Here are a few excerpts from the Grantham’s newsletter.
“Corporate ex-financials profit margins remain above average and, if I am right about the coming seven lean years, we will soon enough look back nostalgically at such high profits. Price/earnings ratios, adjusted for even normal margins, are also significantly above fair value after the rally. Fair value on the S&P is now about 860 (fair value has declined steadily as the accounting smoke clears from the wreckage and there are still, perhaps, some smoldering embers). This places today’s market (October 19) at almost 25% overpriced, and on a seven-year horizon would move our normal forecast of 5.7% real down by more than 3% a year. Doesn’t it seem odd that we would be measurably overpriced once again, given that we face a seven-year future that almost everyone agrees will be tougher than normal?
“Price … does matter eventually, and what will stop this market (my blind guess is in the first few months of next year) is a combination of two factors. First, the disappointing economic and financial data that will begin to show the intractably long-term nature of some of our problems, particularly pressure on profit margins as the quick fix of short-term labor cuts fades away.
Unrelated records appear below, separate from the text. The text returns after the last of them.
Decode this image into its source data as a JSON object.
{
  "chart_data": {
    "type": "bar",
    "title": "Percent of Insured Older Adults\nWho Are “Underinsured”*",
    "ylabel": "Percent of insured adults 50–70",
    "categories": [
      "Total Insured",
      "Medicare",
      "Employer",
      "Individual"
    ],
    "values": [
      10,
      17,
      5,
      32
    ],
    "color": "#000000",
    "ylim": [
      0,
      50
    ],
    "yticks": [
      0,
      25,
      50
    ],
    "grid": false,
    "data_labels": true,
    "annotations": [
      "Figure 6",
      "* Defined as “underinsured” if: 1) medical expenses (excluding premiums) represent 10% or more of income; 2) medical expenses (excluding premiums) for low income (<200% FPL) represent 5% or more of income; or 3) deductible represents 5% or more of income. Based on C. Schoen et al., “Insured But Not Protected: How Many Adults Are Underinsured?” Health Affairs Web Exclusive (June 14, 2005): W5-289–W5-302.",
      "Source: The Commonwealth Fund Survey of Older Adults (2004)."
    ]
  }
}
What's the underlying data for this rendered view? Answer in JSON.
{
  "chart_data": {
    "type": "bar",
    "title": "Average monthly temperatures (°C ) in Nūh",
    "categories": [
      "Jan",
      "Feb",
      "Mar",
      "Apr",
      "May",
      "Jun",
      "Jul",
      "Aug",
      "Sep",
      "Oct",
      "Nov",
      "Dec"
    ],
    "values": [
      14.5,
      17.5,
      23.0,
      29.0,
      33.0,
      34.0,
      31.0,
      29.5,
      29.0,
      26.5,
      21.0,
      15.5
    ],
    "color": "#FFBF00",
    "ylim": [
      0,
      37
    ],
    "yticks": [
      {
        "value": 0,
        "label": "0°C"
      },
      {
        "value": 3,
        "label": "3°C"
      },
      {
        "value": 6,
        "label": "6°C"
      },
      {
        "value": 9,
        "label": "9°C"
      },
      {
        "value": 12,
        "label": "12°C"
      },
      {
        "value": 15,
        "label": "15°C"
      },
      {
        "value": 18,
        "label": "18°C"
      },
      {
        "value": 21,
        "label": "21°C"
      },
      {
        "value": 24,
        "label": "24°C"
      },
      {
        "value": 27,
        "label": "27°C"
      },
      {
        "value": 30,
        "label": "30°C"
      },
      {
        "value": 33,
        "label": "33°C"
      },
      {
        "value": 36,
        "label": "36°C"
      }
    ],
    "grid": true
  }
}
Second, the slow gravitational pull of value as US stocks reach +30-35% overpricing in the face of an extended difficult environment.
“It is hard for me to see what will stop the charge to risk-taking this year. With the near universality of the feeling of being left behind in reinvesting, it is nerve-wracking for us prudent investors to contemplate the odds of the market rushing past my earlier prediction of 1,100. It can certainly happen. Conversely, I have some modest hopes for a collective sensible resistance to the current Fed plot to have us all borrow and speculate again. I would still guess (a well-informed guess, I hope) that before next year is out, the market will drop painfully from current levels. ‘Painfully’ is arbitrarily deemed by me to start at -15%. My guess, though, is that the US market will drop below fair value, which is a 22% decline (from the S&P 500 level of 1,098 on October 19).
“Unlike the really tough bears, though, I see no need for a new low. I think the history books will be happy enough with the 666 of last February.”